Stepwise cell fate decision pathways during osteoclastogenesis at single-cell resolution

Abstract

Osteoclasts are the exclusive bone-resorbing cells, playing a central role in bone metabolism, as well as the bone damage that occurs under pathological conditions1,2. In postnatal life, haematopoietic stem-cell-derived precursors give rise to osteoclasts in response to stimulation with macrophage colony-stimulating factor and receptor activator of nuclear factor-κB ligand, both of which are produced by osteoclastogenesis-supporting cells such as osteoblasts and osteocytes1,2,3. However, the precise mechanisms underlying cell fate specification during osteoclast differentiation remain unclear.
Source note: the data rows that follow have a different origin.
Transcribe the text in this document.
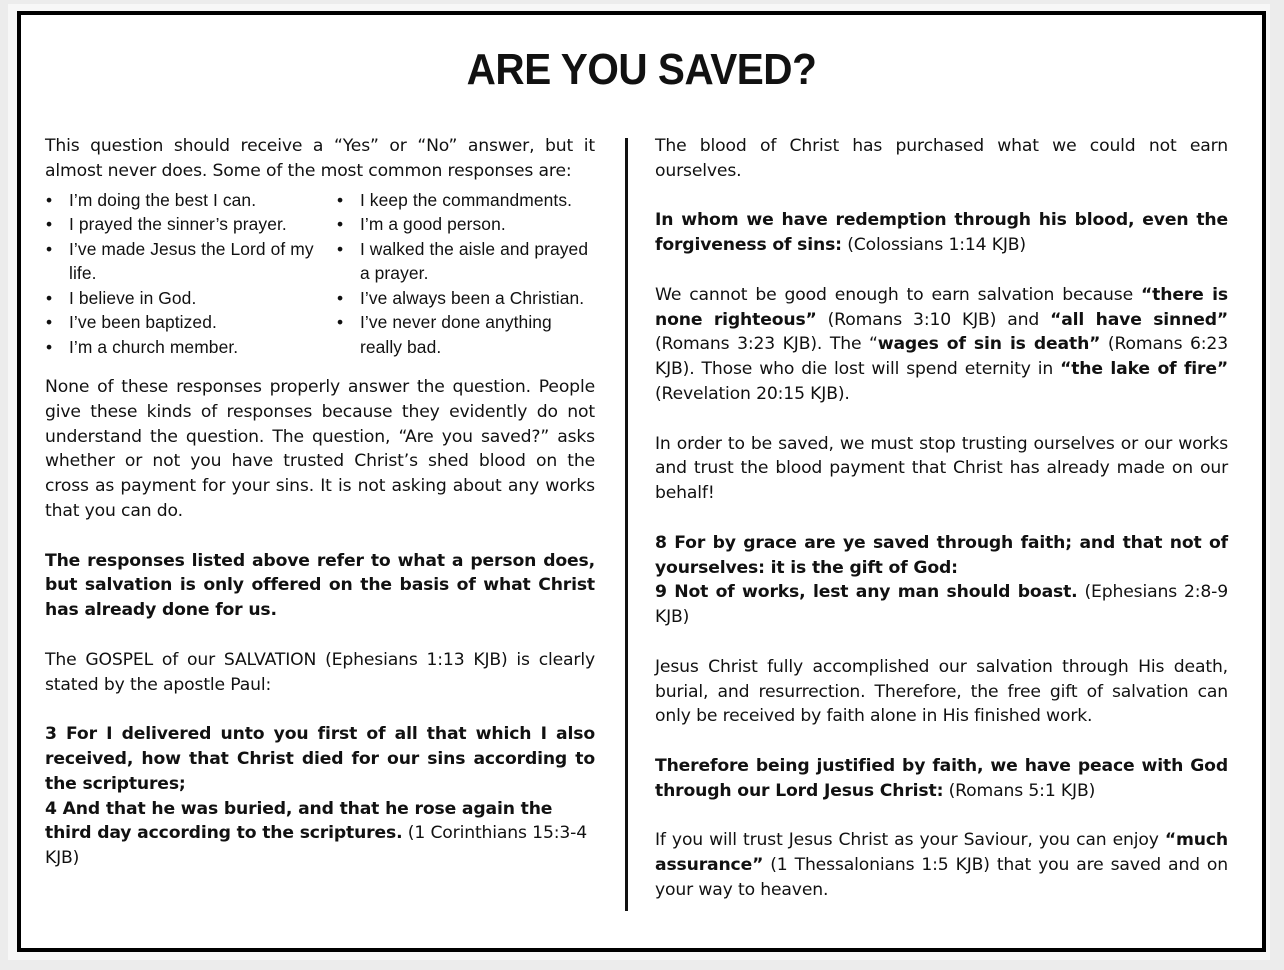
ARE YOU SAVED?

This question should receive a “Yes” or “No” answer, but it almost never does. Some of the most common responses are:

• I’m doing the best I can.
• I prayed the sinner’s prayer.
• I’ve made Jesus the Lord of my life.
• I believe in God.
• I’ve been baptized.
• I’m a church member.
• I keep the commandments.
• I’m a good person.
• I walked the aisle and prayed a prayer.
• I’ve always been a Christian.
• I’ve never done anything really bad.

None of these responses properly answer the question. People give these kinds of responses because they evidently do not understand the question. The question, “Are you saved?” asks whether or not you have trusted Christ’s shed blood on the cross as payment for your sins. It is not asking about any works that you can do.

The responses listed above refer to what a person does, but salvation is only offered on the basis of what Christ has already done for us.

The GOSPEL of our SALVATION (Ephesians 1:13 KJB) is clearly stated by the apostle Paul:

3 For I delivered unto you first of all that which I also received, how that Christ died for our sins according to the scriptures;

4 And that he was buried, and that he rose again the third day according to the scriptures. (1 Corinthians 15:3-4 KJB)

The blood of Christ has purchased what we could not earn ourselves.

In whom we have redemption through his blood, even the forgiveness of sins: (Colossians 1:14 KJB)

We cannot be good enough to earn salvation because “there is none righteous” (Romans 3:10 KJB) and “all have sinned” (Romans 3:23 KJB). The “wages of sin is death” (Romans 6:23 KJB). Those who die lost will spend eternity in “the lake of fire” (Revelation 20:15 KJB).

In order to be saved, we must stop trusting ourselves or our works and trust the blood payment that Christ has already made on our behalf!

8 For by grace are ye saved through faith; and that not of yourselves: it is the gift of God:

9 Not of works, lest any man should boast. (Ephesians 2:8-9 KJB)

Jesus Christ fully accomplished our salvation through His death, burial, and resurrection. Therefore, the free gift of salvation can only be received by faith alone in His finished work.

Therefore being justified by faith, we have peace with God through our Lord Jesus Christ: (Romans 5:1 KJB)

If you will trust Jesus Christ as your Saviour, you can enjoy “much assurance” (1 Thessalonians 1:5 KJB) that you are saved and on your way to heaven.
Here, we report the transcriptional profiling of 7,228 murine cells undergoing in vitro osteoclastogenesis, describing the stepwise events that take place during the osteoclast fate decision process. Based on our single-cell transcriptomic dataset, we find that osteoclast precursor cells transiently express CD11c, and deletion of receptor activator of nuclear factor-κB specifically in CD11c-expressing cells inhibited osteoclast formation in vivo and in vitro. Furthermore, we identify Cbp/p300-interacting transactivator with Glu/Asp-rich carboxy-terminal domain 2 (Cited2) as the molecular switch triggering terminal differentiation of osteoclasts, and deletion of Cited2 in osteoclast precursors in vivo resulted in a failure to commit to osteoclast fate. Together, the results of this study provide a detailed molecular road map of the osteoclast differentiation process, refining and expanding our understanding of the molecular mechanisms underlying osteoclastogenesis.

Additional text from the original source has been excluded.